Récemment, Sonia Souid, agente respectée et inscrite à la FFF, a déclaré au journal français L’Equipe et la police comment elle avait été constamment harcelée par le président de la FFF de manière non professionnelle et indésirable. “Il m’a dit très clairement dans son appartement que si je voulais qu’il m’aide, je devais le laisser faire ce qu’il voulait avec moi”, dit Souid. “Il ne m’a jamais regardé comme un agent, mais comme un bonbon.”

Alors que la France a connu beaucoup de succès sur le terrain sous la présidence de Le Graet – l’équipe masculine a remporté la Coupe du monde 2018 et a atteint la finale de la Coupe du monde 2022 et la finale de l’Euro 2016, tandis que l’équipe féminine a également atteint les demi-finales de l’Euro 2022 — au sein de la fédération, cela a été un désastre, avec une rotation du personnel et beaucoup d’insatisfaction à l’égard de la gouvernance de Le Graet.
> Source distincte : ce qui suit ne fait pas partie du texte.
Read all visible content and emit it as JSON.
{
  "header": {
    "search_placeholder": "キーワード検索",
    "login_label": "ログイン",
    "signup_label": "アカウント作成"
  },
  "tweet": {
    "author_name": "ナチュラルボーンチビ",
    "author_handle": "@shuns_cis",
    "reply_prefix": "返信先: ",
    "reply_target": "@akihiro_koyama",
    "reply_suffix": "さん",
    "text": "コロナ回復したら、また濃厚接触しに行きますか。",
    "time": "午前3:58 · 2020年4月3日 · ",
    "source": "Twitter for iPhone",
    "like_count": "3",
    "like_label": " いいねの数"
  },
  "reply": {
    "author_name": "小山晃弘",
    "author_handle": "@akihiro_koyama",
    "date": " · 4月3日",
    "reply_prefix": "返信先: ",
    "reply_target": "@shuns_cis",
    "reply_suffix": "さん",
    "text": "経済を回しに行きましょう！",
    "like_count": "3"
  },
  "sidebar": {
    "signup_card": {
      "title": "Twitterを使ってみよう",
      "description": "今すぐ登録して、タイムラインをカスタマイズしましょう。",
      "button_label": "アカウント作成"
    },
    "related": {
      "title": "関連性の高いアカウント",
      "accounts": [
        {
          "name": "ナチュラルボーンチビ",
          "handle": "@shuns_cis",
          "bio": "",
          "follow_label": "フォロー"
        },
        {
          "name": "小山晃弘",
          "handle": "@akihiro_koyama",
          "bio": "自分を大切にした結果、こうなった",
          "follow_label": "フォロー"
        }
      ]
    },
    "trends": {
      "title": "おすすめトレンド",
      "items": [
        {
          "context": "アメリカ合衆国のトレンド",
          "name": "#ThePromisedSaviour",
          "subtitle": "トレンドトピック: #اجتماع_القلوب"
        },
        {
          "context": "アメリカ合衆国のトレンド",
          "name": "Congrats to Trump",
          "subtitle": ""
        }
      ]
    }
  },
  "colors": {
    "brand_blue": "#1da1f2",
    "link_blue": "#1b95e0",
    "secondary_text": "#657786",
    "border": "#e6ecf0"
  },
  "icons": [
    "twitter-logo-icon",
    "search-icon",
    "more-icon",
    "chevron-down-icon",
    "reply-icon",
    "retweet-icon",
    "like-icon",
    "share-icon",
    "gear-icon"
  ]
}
La prochaine étape est pour lui de démissionner complètement, ce qu’il fera si l’audit du gouvernement, comme nous nous y attendons, est un barrage pour lui. Pour l’instant, son vice-président, Philippe Diallo, 59 ans, assurera l’intérim. Les choses s’amélioreront une fois qu’un changement de régime aura été effectué, mais fondamentalement, toute la fédération a besoin d’une refonte.

“Mon rôle est de diriger la fédération avec l’aide du comité exécutif. Les choses vont bien pour le moment. Nous attendrons la publication de l’audit et verrons ce qui se passera ensuite”, a déclaré Diallo à L’Equipe.

Les déboires de la FFF n’ont pas été exclusifs à Le Graet : la fédération a été condamnée à verser 10 000 euros de dédommagement à un ancien salarié harcelé par Marc Varin, ancien dirigeant de la fédération. Varin a finalement été lâché. l’adjointe de Le Graët, la directrice générale de la FFF Florence Hardouin, a été suspendu le 11 janvier “par mesure de précaution”, et elle a été hospitalisé le lendemain après avoir subi une crise cardiaque.

Après avoir démissionné, Le Graet a pleuré lorsque la réalité de sa sortie l’a frappé. Il s’est excusé pour ses propos sur Zidane, à qui il dit avoir écrit une lettre. Il a également juré sur la vie de chaque membre de l’exécutif qu’il n’a rien fait de mal et que l’audit n’aura rien contre lui.

Pendant ce temps, le comité exécutif a déjà tenu des sessions sans Le Graet alors qu’il tente de tracer une voie plus brillante, meilleure et plus équitable.